Solid Alt Rock From DJ
eRgO | Washington, DC United States | 04/21/2004
(4 out of 5 stars)

"While Green Mind saw J. Mascis steering Dinosaur Jr's sound to a more diverse and enhanced destination, Where You Been is that destination. The album starts out strong with "Out There," a great rocker, simmering with screaming guitars and woeful vocals. "Start Choppin" was a hit off the album, with a video in steady rotation on MTV. It starts off with a light, catchy riff that suddenly explodes into a wall of distorted guitar strumming, with J singing: "I ain't tellin' you a secret / I ain't tellin' you goodbye." The song continues to build on the initial catchy guitar line and would fit easily on Green Mind. Dinosaur Jr. has always excelled at somehow marrying metal/punk with country twang and melody, and that is never more evident than on Where You Been. "What Else is New?" demonstrates this perfectly, where J. even kind of does a bit of a yodel-type singing along with a very folky guitar line that suddenly blisters into mad Hendrix solos and then ends with strings, and timpani drums. "On the Way" is a fast-paced track that could be a leftover from Bug, and proves that J & Co. are still proficient rockers. "Not the Same" holds the surprise of the album, with more timpani drums, flutes and stark vocals sung in falsetto. Not my favorite DJ song, but interesting and is effective if I'm in the right mood. For me, the album is topped with "Get Me," an amazing song that starts off with slight strumming, then building into a giant riff that climaxes with more solos that say more than all the words on any DJ album.
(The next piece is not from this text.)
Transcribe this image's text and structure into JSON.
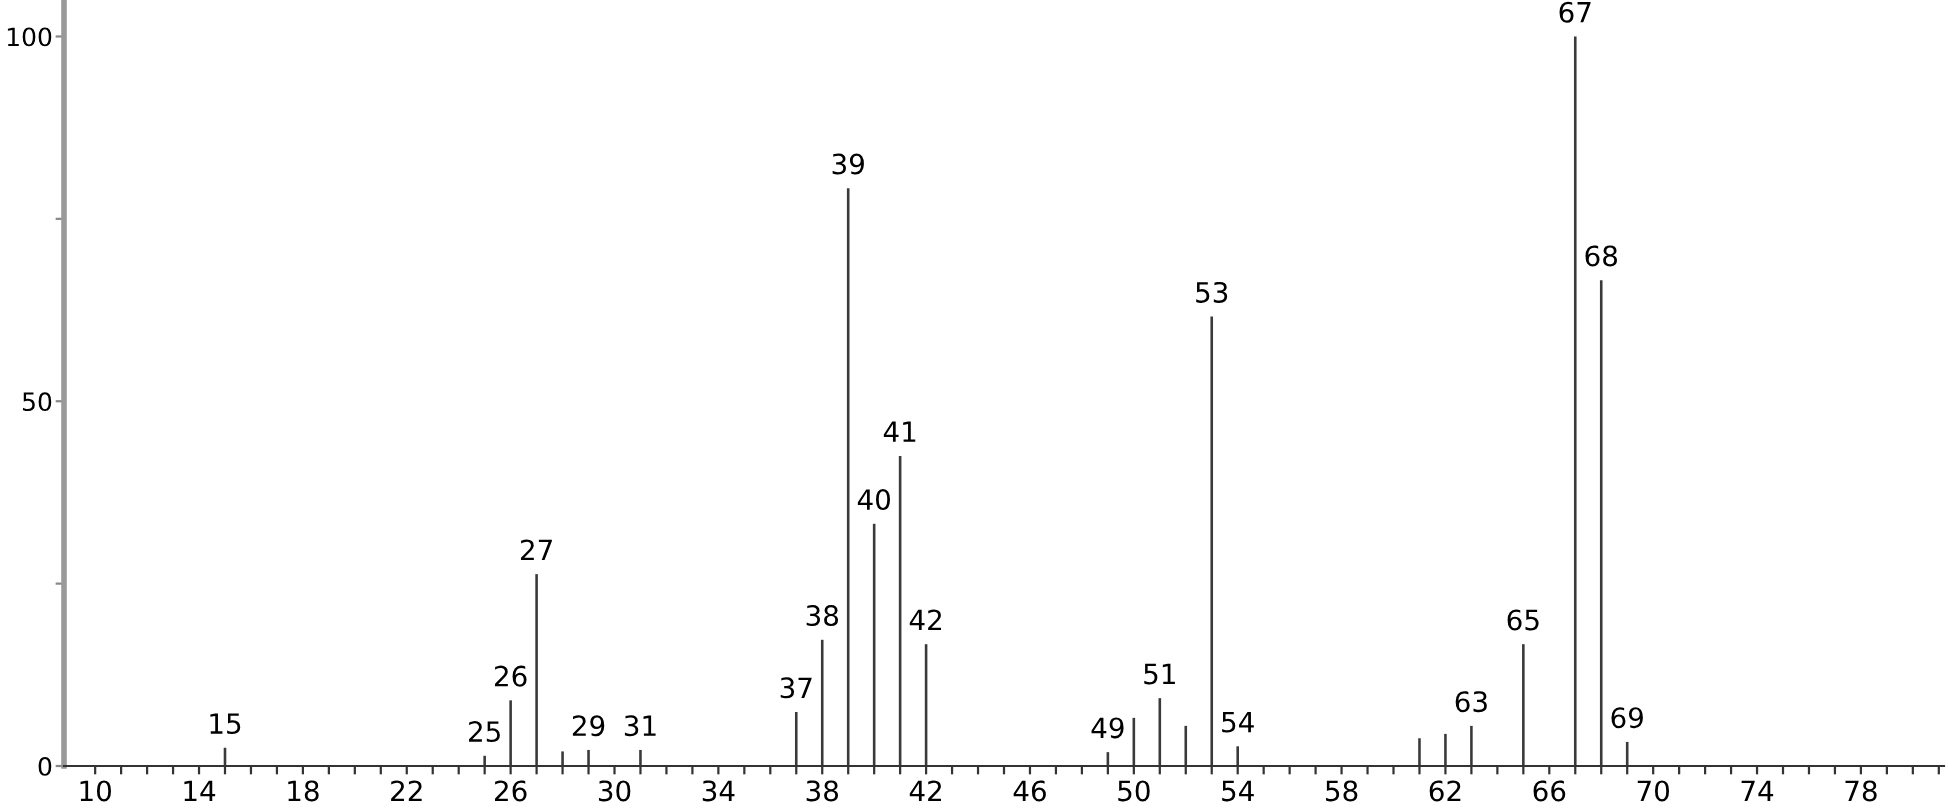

This is a song that, like Miles Davis' "Kind of Blue," can be heard a thousand times and not get tiresome. "Drawerings" falters a bit with a riff that even sounds like the one in "Get Me" but without the same feeling (though I still do like the solos on this one). "Hide" is another fast rocker but doesn't have the catchy chorus of "On the Way." "Goin Home" is one of my favorites - with a great keyboard line and twangy guitars, the song shows the musical breadth of DJ. The album ends with "I Ain't Sayin," which could sum up Mascis' entire lyrical catalog, cause he really ain't sayin much except "I'm rollin' home to you." This album deserves a place in your home if you consider yourself a DJ fan."